Another example: Previously, we saw that the man in a position of (4X, 3Y) would, if faced with the choice of giving up one unit of either X or Y, give up the unit of X, with a lower marginal utility. In other words, he would prefer a position of (3X, 3Y) to (4X, 2Y). Now suppose he is in a position of (3X, 3Y) and faced with the choice of adding one unit of X or one unit of Y. Since the marginal utility of the increased X is greater than that of Y, he will choose to add the unit of X and to arrive at a position of (4X, 3Y) rather than (3X, 4Y). The reader can work out the hypothetical choices for all the possible combinations of the actor's stock.

It is evident that in the act of choosing between giving up or adding units of either X or Y, the actor must have, in effect, placed both goods on a single, unitary value scale. Unless he could place X and Y on one value scale for comparison, he could not have determined that the marginal utility of the fourth unit of X was higher than that of the fourth unit of Y. The very fact of action in choosing between more than one good implies that the units of these goods must have been ranked for comparison on one value scale of the actor. The actor may not and cannot measure differences in utility, but he must be engaged in ranking all the goods considered on one value scale. Thus, we should actually consider the ends served by the two means as ranked on one value scale as follows:

Ends (Ranked)

1 — Y-1
2 — X-1
3 — X-2
4 — X-3
5 — Y-2
6 — Y-3
7 — X-4
8 — Y-4
9 — X-5
10 — Y-5
11 — X-6
12 — X-7
13 — Y-6
14 — Y-7

These principles permit of being extended from two to any number of goods. Regardless of the number of goods, any man will always have a certain combination of units of them in his stock. He may be faced with the choice of giving up one unit of any good that he might choose. By ranking the various goods and the ends served by the relevant units, the actor will give up the unit of that good of which the marginal utility to him is the lowest. Similarly, with any given combination of goods in his stock, and faced with the choice of adding one unit of any of the goods available, the actor will choose that good whose marginal utility of increase will be highest. In other words, all the goods are ranked on one value scale in accordance with the ends they serve.

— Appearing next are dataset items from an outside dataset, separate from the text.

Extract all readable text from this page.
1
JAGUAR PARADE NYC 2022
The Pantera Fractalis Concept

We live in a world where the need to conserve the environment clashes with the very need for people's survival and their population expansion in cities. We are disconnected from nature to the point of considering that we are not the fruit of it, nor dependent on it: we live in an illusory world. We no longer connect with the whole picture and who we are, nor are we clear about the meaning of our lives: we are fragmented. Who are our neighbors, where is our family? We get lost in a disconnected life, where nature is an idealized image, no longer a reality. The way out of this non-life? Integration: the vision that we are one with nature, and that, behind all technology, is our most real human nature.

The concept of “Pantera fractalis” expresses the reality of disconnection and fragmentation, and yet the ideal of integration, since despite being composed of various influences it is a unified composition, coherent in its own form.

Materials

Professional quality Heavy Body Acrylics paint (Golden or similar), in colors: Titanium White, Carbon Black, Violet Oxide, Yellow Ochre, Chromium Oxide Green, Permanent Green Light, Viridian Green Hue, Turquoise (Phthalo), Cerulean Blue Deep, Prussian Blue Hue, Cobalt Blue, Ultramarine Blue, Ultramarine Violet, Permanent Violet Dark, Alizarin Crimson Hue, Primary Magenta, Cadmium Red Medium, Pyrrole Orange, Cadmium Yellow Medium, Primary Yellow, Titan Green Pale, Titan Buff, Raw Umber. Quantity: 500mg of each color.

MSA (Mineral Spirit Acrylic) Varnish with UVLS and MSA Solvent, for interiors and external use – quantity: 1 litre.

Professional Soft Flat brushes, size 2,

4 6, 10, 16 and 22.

If the actor has no units of some goods in his possession, this does not affect the principle. Thus, if he has no units of X or Y in his possession, and he must choose between adding a unit of X or one unit of Y, he will choose the marginal unit of greatest utility, in this case, Y. The principle is easily extended to the case of n goods.

It must be reiterated here that value scales do not exist in a void apart from the concrete choices of action. Thus, if the actor has a stock of (3X, 4Y, 2Z, etc.), his choices for adding and subtracting from stock take place in this region, and there is no need for him to formulate hypothetical value scales to determine what his choices would have been if his stock were (6X, 8Y, 5Z, etc.). No one can predict with certainty the course of his choices except that they will follow the law of marginal utility, which was deduced from the axiom of action.

The solution of the value paradox mentioned above is now fully clear. If a man prefers one ounce of platinum to five loaves of bread, he is choosing between units of the two goods based on the supply available. On the basis of the available supply of platinum and of bread, the marginal utility of a unit of platinum is greater than the marginal utility of a unit of bread.24

  • 21. Cf. Ludwig von Mises, The Theory of Money and Credit (New Haven: Yale University Press, 1953), p. 46.
  • 22. Also cf. T.N. Carver, The Distribution of Wealth (New York: Macmillan & Co., 1904), pp. 4–12. See below for a further discussion of the influences on man's valuation of specific units resulting from the size of the available stock.
  • 23. This would not be true only if the “good” were not a means, but a general condition of human welfare, in which case one less unit of supply would make no difference for human action. But in that case it would not be a good, subject to the economizing of human action.
  • 24. On the whole subject of marginal utility, see Eugen von Böhm-Bawerk, The Positive Theory of Capital (New York: G.E. Stechert, 1930), pp. 138–65, especially pp. 146–55.